In this near-to-mid future scenario with a high penetration of renewable energy sources, new grid challenges and difficulties—such as curtailment, service disruptions or negative bid prices—may appear [
8]. That is based on the extensive deployment of the so called non-dispatchable renewable energy resources, such as wind energy and solar photovoltaics. Despite the competitive cost of those technologies, they cannot meet users’ grid demands when they are not coupled to energy storage systems, which is translated into the aforementioned difficulties. Notwithstanding the latest advances and cost-reductions seen on electrochemical energy storage systems (batteries) for wind and PV plants [
9], the storage of large amounts of electricity at a competitive price has not been solved yet. Recently, different alternatives (rather than electrochemical storage) for wind and photovoltaics have been discussed, such as Compressed Air Energy Storage (CAES) systems [
10] or Thermal Energy Storage (TES) systems [
11] based on liquid molten salts. Even the so-called ‘Carnot-Batteries proposal’ for the replacement of coal steam generators from conventional coal thermal power plants by molten salts electric heaters and TES tanks to use surplus renewable electricity have been proposed [
12]. However, in those cases, exergy destruction appears, based on the multiple energy conversions involved (electrochemical, thermal, mechanical and electrical).

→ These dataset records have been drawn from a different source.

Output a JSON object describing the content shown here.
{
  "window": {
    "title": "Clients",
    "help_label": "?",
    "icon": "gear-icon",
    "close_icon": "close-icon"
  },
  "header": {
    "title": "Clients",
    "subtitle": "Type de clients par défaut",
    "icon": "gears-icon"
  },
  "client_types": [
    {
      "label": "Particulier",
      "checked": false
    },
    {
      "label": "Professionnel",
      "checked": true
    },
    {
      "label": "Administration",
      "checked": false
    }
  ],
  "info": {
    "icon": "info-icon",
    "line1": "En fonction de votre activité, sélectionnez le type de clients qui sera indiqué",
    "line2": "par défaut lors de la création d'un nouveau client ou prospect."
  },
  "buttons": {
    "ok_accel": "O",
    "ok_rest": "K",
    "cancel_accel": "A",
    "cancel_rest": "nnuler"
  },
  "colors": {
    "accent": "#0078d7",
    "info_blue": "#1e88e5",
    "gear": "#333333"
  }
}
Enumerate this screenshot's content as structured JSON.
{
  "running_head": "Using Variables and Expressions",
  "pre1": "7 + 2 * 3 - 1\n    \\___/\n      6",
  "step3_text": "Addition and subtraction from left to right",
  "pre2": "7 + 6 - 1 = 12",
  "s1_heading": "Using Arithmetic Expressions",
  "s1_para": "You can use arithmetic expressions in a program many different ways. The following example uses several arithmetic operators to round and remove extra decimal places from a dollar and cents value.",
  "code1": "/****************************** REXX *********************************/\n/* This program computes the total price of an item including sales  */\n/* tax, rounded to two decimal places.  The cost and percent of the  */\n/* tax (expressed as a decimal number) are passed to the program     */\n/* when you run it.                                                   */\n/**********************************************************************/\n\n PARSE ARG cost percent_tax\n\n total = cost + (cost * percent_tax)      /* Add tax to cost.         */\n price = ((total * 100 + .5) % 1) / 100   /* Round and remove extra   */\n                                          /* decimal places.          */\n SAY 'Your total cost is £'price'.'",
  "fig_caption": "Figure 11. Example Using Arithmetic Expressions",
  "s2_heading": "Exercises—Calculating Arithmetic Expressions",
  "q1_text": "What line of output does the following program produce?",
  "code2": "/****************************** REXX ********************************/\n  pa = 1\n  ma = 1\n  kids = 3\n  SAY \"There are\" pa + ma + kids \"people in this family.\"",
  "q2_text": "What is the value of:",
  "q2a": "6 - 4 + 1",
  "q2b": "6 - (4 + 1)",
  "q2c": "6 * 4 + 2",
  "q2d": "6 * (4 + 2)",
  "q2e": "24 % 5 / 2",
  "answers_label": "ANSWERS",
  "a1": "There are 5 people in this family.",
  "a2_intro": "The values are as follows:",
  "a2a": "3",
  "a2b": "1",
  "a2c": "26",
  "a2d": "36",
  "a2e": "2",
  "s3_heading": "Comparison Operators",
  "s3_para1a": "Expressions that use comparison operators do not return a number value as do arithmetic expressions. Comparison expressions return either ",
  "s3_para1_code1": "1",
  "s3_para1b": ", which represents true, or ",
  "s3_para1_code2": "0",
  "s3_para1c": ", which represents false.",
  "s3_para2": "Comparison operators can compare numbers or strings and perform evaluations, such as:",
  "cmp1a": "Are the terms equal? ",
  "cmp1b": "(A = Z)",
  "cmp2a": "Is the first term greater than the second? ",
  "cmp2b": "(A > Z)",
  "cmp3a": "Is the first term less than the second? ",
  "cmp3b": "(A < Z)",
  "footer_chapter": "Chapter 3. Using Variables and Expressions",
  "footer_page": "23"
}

A simpler alternative with a proven track of record for commercial applications gained attention couple of decades ago. That technology is known as Concentrating Solar Thermal (CST) energy, which uses mirrors and optical devices to reflect and focus solar beams into a particular area where a device—a solar reactor or receiver, depending on the final application—is located [
13]. In particular, a thermal fluid (water, air, or molten salts, typically) can be passed through that receiver in order to absorb solar radiation and convert it into high fluid enthalpy. Later, that hot fluid can be stored in TES devices and/or transferred to the working fluid (steam or air) to run the turbine of a power cycle in order to generate electricity. That series of transformations is known as Concentrating Solar Power (CSP), which still accounts for less than 1% of all electricity generation, with a total 6.45 GW of installed power, with Spain, the US, and recently China and MENA region countries being the main contributors [
14]. Recently, great interest has been focused on CSP based on cost–production reductions, with bidding projects such as Cerro Dominador at 11.4 c
$/kWh (2014), or the DEWA project (under construction) with a bid of a 7.3 c
$/kWh combined solar tower and parabolic trough plant in Dubai. The cost reduction in the technology appears to be based on learning curve effects, scaling-up technologies and the larger number of players joining that technology.
Nowadays, new ideas and proposals are seen as the next development steps for CSP technology. Some of those ideas include hybrid concepts [
15], whether they are applied together with conventional thermal power plants such as coal-hybridization [
16] or hybrid CSP/PV plants configurations [
17,
18]. Also under investigation are the use of advances in working fluids, such as supercritical steam [
19] or supercritical CO
2 [
20,
21,
22]; the use of high temperature heat transfer fluids [
23]; high temperature TES [
24] and high temperature receivers [
25,
26]; as well as the use of highly-efficient power cycles [
27,
28,
29]. The latter is one of the main hot topics in thermal energy conversion technologies, and in CSP in particular. The main feature drawing the attention of CSP technologies is its ability to decouple energy harvesting and electricity generation when it is coupled to a TES system. Besides this, this TES system is inexpensive (compared to equivalent thermochemical energy storage solutions) and it allows large bulk storage.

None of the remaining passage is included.